Es bleibt jedoch abzuwarten, ob alle Intelligenz der Welt ausreicht, um eine hartnäckige Form der Diskriminierung im Vereinigten Königreich zu heilen. Nicole lebt mit ihrer Mutter in Harlow, Essex, und gehört nach Angaben ihres Vaters, James Barr, der Gemeinschaft der Roma und Zigeuner an.

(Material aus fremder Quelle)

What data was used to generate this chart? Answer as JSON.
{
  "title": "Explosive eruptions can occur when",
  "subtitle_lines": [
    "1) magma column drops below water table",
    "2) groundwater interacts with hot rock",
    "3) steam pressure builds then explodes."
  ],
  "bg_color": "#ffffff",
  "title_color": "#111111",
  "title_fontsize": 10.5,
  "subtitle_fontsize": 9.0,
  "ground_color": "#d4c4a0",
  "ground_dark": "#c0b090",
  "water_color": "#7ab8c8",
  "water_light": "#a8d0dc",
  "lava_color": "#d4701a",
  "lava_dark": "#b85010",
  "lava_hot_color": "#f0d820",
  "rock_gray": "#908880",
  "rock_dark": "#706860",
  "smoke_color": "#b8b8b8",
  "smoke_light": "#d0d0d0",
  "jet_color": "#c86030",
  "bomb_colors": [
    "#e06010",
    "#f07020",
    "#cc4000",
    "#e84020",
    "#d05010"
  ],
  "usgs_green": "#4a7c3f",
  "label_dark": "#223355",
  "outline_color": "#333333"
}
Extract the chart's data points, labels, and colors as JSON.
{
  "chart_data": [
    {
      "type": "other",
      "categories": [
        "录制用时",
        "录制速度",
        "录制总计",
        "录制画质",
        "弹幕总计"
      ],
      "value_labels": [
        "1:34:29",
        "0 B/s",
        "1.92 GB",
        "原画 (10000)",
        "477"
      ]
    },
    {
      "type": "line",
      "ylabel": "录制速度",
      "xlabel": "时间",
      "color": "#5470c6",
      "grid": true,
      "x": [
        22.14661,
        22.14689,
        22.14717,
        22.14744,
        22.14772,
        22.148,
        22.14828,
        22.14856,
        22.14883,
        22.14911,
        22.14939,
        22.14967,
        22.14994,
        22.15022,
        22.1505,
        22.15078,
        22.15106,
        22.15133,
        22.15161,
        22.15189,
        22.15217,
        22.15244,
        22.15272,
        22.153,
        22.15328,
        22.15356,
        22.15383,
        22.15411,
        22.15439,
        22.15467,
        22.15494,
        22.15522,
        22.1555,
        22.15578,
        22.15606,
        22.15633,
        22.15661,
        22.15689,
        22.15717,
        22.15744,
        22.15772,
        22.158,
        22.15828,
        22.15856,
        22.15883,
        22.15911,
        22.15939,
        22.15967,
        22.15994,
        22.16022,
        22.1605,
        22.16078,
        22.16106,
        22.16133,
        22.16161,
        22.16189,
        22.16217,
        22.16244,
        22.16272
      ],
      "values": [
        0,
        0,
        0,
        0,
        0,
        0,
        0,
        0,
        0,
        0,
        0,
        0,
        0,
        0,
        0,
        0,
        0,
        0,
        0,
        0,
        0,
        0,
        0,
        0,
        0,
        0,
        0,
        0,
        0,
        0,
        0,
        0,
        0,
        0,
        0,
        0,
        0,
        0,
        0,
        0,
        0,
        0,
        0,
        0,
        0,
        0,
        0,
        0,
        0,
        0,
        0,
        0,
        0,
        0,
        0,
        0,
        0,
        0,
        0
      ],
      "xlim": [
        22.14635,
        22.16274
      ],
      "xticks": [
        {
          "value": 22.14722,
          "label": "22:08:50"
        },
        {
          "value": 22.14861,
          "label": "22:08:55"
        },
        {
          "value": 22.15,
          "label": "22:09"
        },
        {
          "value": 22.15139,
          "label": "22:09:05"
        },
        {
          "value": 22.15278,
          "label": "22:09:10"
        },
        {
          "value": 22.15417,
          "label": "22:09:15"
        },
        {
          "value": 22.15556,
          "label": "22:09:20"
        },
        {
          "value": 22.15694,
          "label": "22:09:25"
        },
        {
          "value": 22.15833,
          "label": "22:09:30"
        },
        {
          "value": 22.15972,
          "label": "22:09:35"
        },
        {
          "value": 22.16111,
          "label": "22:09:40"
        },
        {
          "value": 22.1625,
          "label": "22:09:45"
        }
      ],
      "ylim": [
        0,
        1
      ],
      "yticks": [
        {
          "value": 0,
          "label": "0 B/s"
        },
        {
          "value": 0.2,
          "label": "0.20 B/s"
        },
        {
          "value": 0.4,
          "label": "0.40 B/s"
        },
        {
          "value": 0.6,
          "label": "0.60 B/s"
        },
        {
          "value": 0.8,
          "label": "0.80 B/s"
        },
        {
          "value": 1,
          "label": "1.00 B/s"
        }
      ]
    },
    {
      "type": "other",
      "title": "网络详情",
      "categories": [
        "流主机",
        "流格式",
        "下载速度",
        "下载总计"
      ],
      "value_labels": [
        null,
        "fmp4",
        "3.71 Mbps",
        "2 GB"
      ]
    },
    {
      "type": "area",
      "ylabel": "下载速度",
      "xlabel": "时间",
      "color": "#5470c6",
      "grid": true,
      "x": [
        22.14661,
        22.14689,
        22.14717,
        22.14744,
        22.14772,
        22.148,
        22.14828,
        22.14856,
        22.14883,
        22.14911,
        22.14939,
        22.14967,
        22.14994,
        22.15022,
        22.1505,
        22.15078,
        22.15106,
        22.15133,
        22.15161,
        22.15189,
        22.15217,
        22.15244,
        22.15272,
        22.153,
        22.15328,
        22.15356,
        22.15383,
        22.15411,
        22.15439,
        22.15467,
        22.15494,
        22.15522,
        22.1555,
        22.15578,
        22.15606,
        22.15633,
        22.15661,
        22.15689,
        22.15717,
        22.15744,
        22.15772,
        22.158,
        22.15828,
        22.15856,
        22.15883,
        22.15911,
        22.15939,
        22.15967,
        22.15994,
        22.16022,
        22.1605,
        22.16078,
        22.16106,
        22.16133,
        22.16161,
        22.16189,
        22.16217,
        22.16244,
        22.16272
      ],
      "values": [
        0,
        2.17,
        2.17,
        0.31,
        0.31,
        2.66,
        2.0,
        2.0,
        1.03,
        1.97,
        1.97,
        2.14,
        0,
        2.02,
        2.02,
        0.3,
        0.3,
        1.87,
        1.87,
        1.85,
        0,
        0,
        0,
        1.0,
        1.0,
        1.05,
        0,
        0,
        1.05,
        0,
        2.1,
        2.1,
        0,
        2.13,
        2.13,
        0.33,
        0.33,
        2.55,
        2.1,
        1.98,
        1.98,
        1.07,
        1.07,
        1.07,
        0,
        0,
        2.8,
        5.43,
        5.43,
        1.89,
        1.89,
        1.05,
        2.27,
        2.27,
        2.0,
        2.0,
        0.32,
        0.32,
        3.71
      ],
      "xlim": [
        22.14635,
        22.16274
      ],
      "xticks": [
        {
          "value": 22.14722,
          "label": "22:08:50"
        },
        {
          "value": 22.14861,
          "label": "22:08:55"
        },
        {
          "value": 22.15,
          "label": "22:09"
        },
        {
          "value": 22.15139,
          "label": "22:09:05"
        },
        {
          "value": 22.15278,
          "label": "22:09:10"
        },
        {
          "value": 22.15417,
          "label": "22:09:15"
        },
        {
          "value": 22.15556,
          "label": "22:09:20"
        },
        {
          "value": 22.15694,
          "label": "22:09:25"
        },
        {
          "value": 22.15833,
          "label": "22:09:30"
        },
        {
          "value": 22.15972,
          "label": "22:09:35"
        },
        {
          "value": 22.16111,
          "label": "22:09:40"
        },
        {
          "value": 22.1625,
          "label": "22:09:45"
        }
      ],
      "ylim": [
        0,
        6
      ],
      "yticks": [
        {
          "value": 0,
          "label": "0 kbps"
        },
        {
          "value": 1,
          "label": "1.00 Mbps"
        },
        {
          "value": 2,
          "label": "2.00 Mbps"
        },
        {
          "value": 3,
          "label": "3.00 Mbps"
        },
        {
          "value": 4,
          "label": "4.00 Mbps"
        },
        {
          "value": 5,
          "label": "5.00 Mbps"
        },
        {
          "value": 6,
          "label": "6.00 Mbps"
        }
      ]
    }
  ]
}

Die Diskriminierung der Roma und der Gemeinschaft der Fahrenden ist „die letzte Bastion des ‚akzeptablen‘ Rassismus“ im Vereinigten Königreich, erklärte Pauline Lane von der Anglia Ruskin University gegenüber dem Independent. In einem kürzlich veröffentlichten Bericht (pdf) wurde festgestellt, dass der weit verbreitete systemische und institutionelle Rassismus in den Bereichen Bildung, Gesundheitswesen und Strafjustiz dazu geführt hat, dass viele Fahrende, Roma und andere nomadische Gruppen an den Rand gedrängt werden und in Armut leben.

Schüler aus diesen Gemeinschaften fallen laut einem Bericht aus dem Jahr 2012 (pdf) oft in der Schule zurück, weil sie in der Regel später eingeschult werden als ihre Altersgenossen. Die Autoren stellten auch fest, dass finanzielle Zwänge die Schüler aus dem Klassenzimmer herausziehen und institutionalisierte Vorurteile im Schulsystem sie verdrängen, was es für diese Kinder unglaublich schwierig macht, akademisch erfolgreich zu sein.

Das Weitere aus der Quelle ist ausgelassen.